- Education: Thornlea Secondary School University of Waterloo Massachusetts Institute of Technology (attended)
- Title: Founder and CEO, Presto

= Rajat Suri =

Canadian-American entrepreneur

Rajat Suri is a Canadian-American entrepreneur. He is the co-founder and CEO of Presto.

== Education ==
In 2007, Suri received a bachelor's in chemical engineering and economics from the University of Waterloo. He was a Ph.D./M.B.A. candidate at Massachusetts Institute of Technology (MIT) until he dropped out to pursue a career as an entrepreneur.

== Career ==

=== Zimride / Lyft ===
Suri was a co-founder of Zimride, which later became Lyft and grew to be the second-largest ridesharing company in the United States.

=== Presto ===
In 2008, while trying to split a bill with his friends, Suri was inspired to create a product that allowed restaurant customers to order and pay through a tablet. In October 2008, he founded Presto, then known by its legal name E la Carte in Massachusetts. The company is a major player in the customer-facing technology market for full-service and quick-service restaurants.

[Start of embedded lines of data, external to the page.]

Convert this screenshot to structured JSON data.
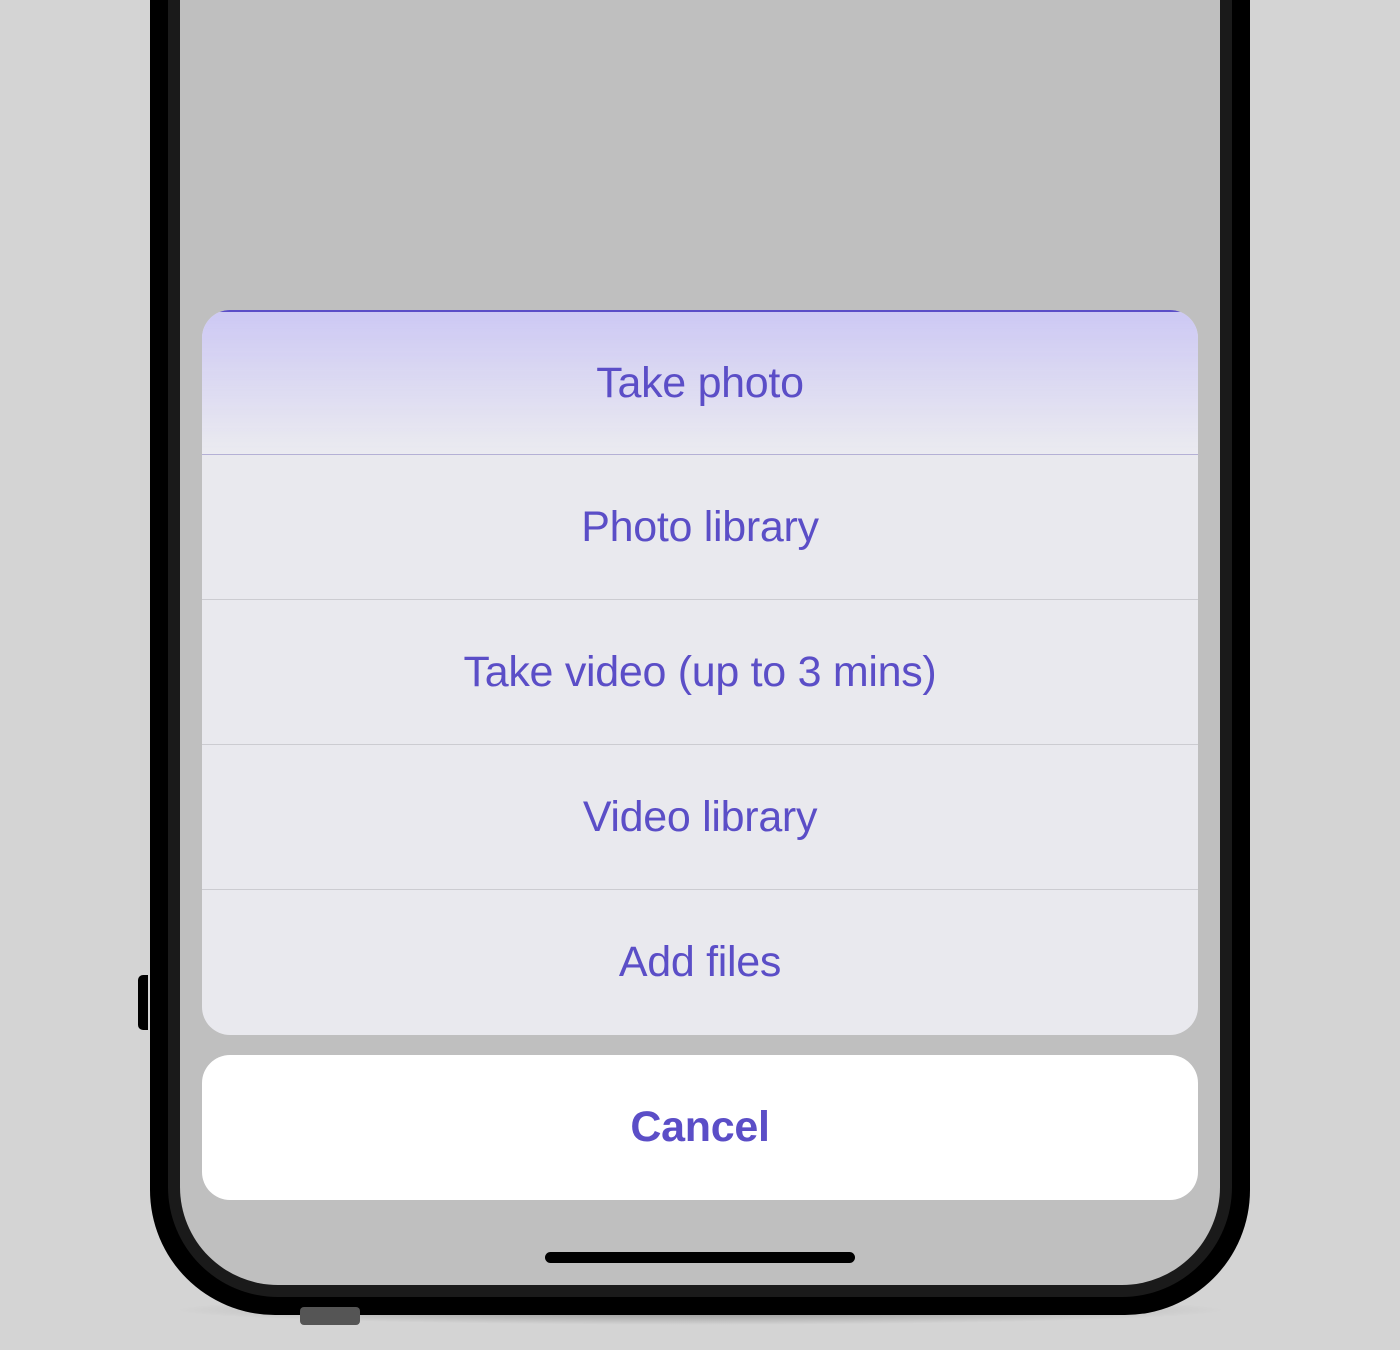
{
  "action_sheet": {
    "options": [
      {
        "label": "Take photo"
      },
      {
        "label": "Photo library"
      },
      {
        "label": "Take video (up to 3 mins)"
      },
      {
        "label": "Video library"
      },
      {
        "label": "Add files"
      }
    ],
    "cancel_label": "Cancel"
  },
  "colors": {
    "tint": "#5b4ec7",
    "sheet_background": "#ededf2",
    "cancel_background": "#ffffff"
  }
}
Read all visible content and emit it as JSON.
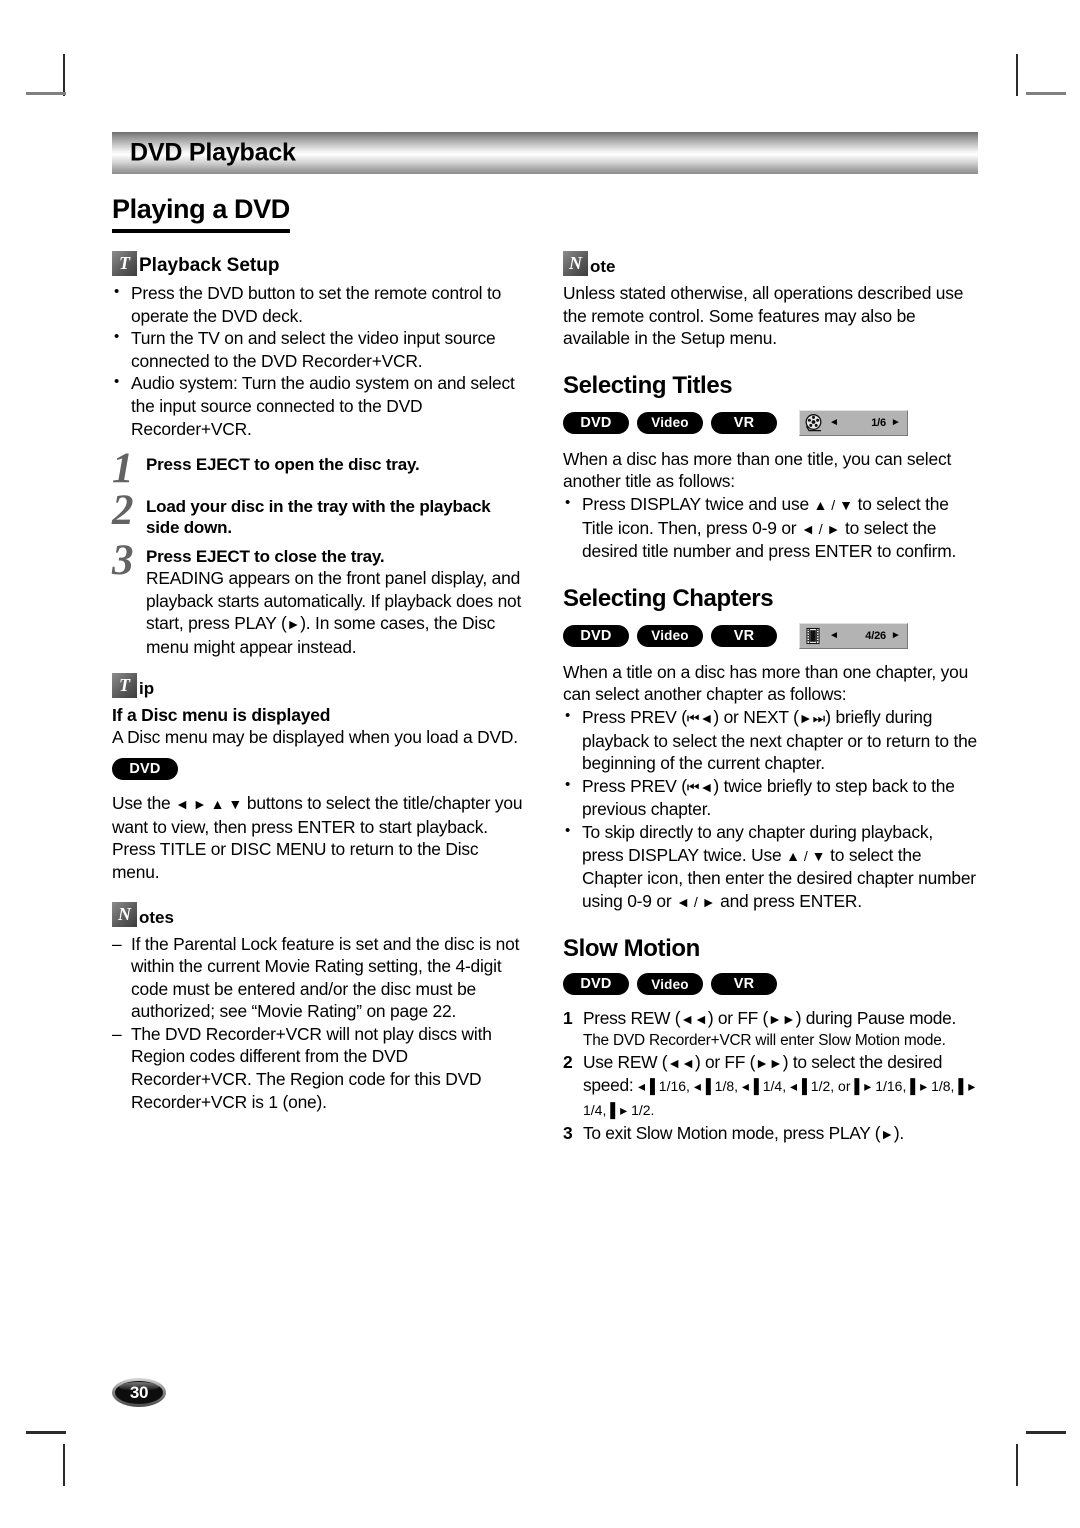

=== Presto Technologies, Inc. ===
On November 10, 2021, Suri announced that Presto entered into a definitive merger agreement with Ventoux CCM Acquisition Corp. ("Ventoux") (NASDAQ: VTAQ), a special-purpose acquisition company that will result in Presto becoming a public company. Upon closing, the company will be renamed Presto Technologies, Inc. and expects to list its common stock on Nasdaq. The combined company has a pro forma equity value of approximately $1 billion.